Empat

101 5 1
                                    

Buaya Cap Badak. Ingat! yang Ada Cula Limanya |Dani Prawira

Setelah berbincang sebentar dengan salah seorang guru yang mengajar di desa kecil yang berada di perbatasan ini, aku sangat penasaran padanya. Terlebih saat berbicara, dia selalu menunduk seakan tidak mau bila wajahnya kulihat.

Aku sangat penasaran sekaligus mulai curiga dengan gelagat aneh dari guru itu. Kuputuskan akhirnya, aku mengikutinya dari belakang dan mengendap-endap bagai maling yang akan bertamu tanpa diundang.

Sesekali aku bersembunyi di balik pohon karena guru itu sesekali berhenti dan menoleh ke belakang, sepertinya dia punya firasat kalau sudah diikuti seseorang.

Semakin dekat, agak kupercepat jalanku agar tidak tertinggal, dia malah menoleh lagi ke belakang. Aku gelagapan dan langsung bersembunyi di balik pohon, lalu ...

Byurrr

Apes! Inginku mengumpat tapi percuma saja, toh ini juga kesalahanku sendiri. Kenapa aku sangat ceroboh? Percuma ilmu mengendap-endap yang kupelajari selama pendidikan tak kuterapkan dengan baik. Basah kuyup sudah seragam kebanggaanku ini. Begini amat nasib seorang jomblo yang nyemplung sungai.

Susah payah aku berusaha keluar dari sungai, hingga akhirnya aku bisa keluar dengan seragam yang basah kuyup, sepatu yang sangat berat karena kemasukan air, dan bau yang ... sangat khas orang kecebur.

Mataku menyusuri setiap jalanan, namun tak menemukan sosok guru itu. Aku menepuk dahiku sendiri dengan keras, aku telah kehilangan dia. Aku telah kehilangan kesempatanku untuk mengetahui apa yang sebenarnya dia sembunyikan dariku. Sial!

Akhirnya aku putuskan saja untuk kembali ke pos sekaligus mengganti bajuku yang basah kuyup ini. Udara di sini memang sangat dingin, pas sekali untuk para jomblo berimajinasi.

"Dari mana kau, Dik?" tatapan tajam bang Ebit yang pertamalah kudapati.

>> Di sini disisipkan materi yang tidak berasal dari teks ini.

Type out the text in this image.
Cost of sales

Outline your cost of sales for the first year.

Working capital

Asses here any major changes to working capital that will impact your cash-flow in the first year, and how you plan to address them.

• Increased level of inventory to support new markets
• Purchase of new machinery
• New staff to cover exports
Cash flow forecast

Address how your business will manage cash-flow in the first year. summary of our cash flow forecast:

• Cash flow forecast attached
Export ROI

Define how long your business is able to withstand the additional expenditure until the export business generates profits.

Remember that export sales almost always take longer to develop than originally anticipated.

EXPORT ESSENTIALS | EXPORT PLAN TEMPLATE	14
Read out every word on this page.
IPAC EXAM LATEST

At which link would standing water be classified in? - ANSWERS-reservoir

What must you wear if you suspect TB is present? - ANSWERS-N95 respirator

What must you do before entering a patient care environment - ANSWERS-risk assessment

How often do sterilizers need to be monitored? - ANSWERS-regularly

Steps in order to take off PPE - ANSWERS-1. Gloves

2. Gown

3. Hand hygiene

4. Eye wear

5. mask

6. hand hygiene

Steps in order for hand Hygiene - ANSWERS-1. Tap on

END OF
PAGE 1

"Siap, salah!" aku memasang wajah siap sedia agar tidak kaget saat mendapat tinju dari tangan kekar bang Ebit.

Bang Ebit berjalan mengelilingiku khas seperti penjahat yang mencurigai tawanannya.

"Kenapa kau basah kuyup? Memang di sana hujan?"

"Siap, tidak!"

"Lalu?"

"Siap, izin! Tadi saya nyemplung kolam, Bang!"

Plakkk

Kan, salah lagi. Sebenarnya apa sih salahku sampai digeplak sama bang Ebit. Sudah kecebur sungai, basah kuyup sampai menggigil, saat kembali malah dapat hadiah. Hah, lengkap sudah penderitaan jomblo.

"Cepat kau ganti bajumu!"

"Siap!" cepat-cepat aku berlalu dari hadapan bang Ebit, takut kalau serangan mendadak bang Ebit mendarat lagi di tubuhku.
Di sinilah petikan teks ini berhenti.